Ethereum Foundation says AI agents can find real bugs but triage is the real work
The Foundation’s Protocol Security team said agent based audits helped uncover real vulnerabilities, including a libp2p gossipsub panic, but warned that reproducible proof and human validation remain essential.
The Ethereum Foundation’s Protocol Security team said AI agents can help uncover real vulnerabilities in protocol code, but warned that the hardest part is not generating bug reports. It is proving which ones are real.
The Protocol Security Team has been pointing AI agents at Ethereum’s protocol code. Our core takeaway wasn't about finding bugs, it was about triage.
Here are field notes from the work.https://t.co/HVtc8XcrJK
— Ethereum Foundation (@ethereumfndn) July 9, 2026
In a new post, the team described how it has been running coordinated AI agents against systems Ethereum depends on, including systems software, cryptographic code, and contracts that require high assurance.
The agents found real bugs, including a remotely triggerable panic in libp2p’s gossipsub component, a core part of the peer to peer layer used by Ethereum consensus clients. The issue was fixed and disclosed as CVE 2026-34219.
The team said the result showed that AI agents can be useful in security research, but only when treated as search tools rather than authorities.
An agent can read code, form hypotheses, trace call paths, and draft proof of concept artifacts. But it can also produce reports that look convincing while relying on unreachable code paths, debug only crashes, duplicate issues, or weak formal proofs that do not actually capture the intended property.
“Agents finding bugs wasn’t the surprise,” the team wrote. “The surprise was how little of the work went into finding them, and how much went into telling the real bugs from the ones that just looked real.”
The Foundation said its process uses many agents in parallel against a single target. The agents coordinate through the repository itself, sharing state in version control rather than relying on a central manager. Their work is divided across recon, hunting, gap filling, and validation.
Recon turns broad attack surfaces into specific testable hypotheses. Hunting follows one hypothesis through the code and attempts to build a reproducer.
Gap filling tracks what has already been accepted or rejected and generates new hypotheses to avoid repeating the same work. Validation independently checks each candidate, removes duplicates, and decides whether it qualifies as a real finding.
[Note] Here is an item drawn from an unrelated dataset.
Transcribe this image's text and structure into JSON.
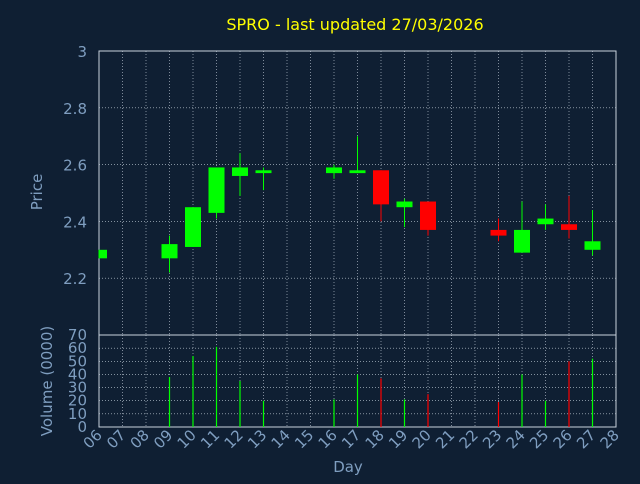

For a candidate to count, the team said it must include a reachable target, a clear invariant, a specific failure mechanism, observable proof, a self contained reproducer, and a deduplication key. The goal is to force every report into a concrete claim that can be tested against real code.
The Foundation emphasized one rule above the rest: reproducible or it did not happen. A candidate is not a finding until it includes an artifact that reproduces the failure against the actual code and can be run by someone other than the agent that produced it.
The requirement filters out false positives, from debug only crashes to reproducers built around inputs no attacker could reach. Some formal verification results also pass because the proof is too weak or trivially true, making the report look valid even when the security issue does not hold up.
The team said most candidates are wrong, duplicated, or out of scope, which is part of the workflow. The key is rejecting weak reports quickly while backing real findings with reproducible proof.
Each surviving candidate is checked for real world reachability and attacker cost. A bug any peer can trigger is different from one that requires special access or unrealistic resources.
The Foundation also warned that agents are uneven. They can read specs, draft reproducers, and state invariants, but they struggle with reachability, severity, and bugs that unfold across valid sequences. For those, agents work better as guides for stateful test harnesses than as replacements.
The post frames AI driven audits as a shift in security work, not a replacement for researchers. The bottleneck moves from generating hypotheses to judging them through triage, known issue tracking, artifact validation, and disclosure.
The Foundation said the core practices are not new. Reproducible failures, deterministic environments, clear invariants, careful triage, and human judgment are the same principles that made fuzzing standard practice. The tools have changed, but the bar for trusting results has not.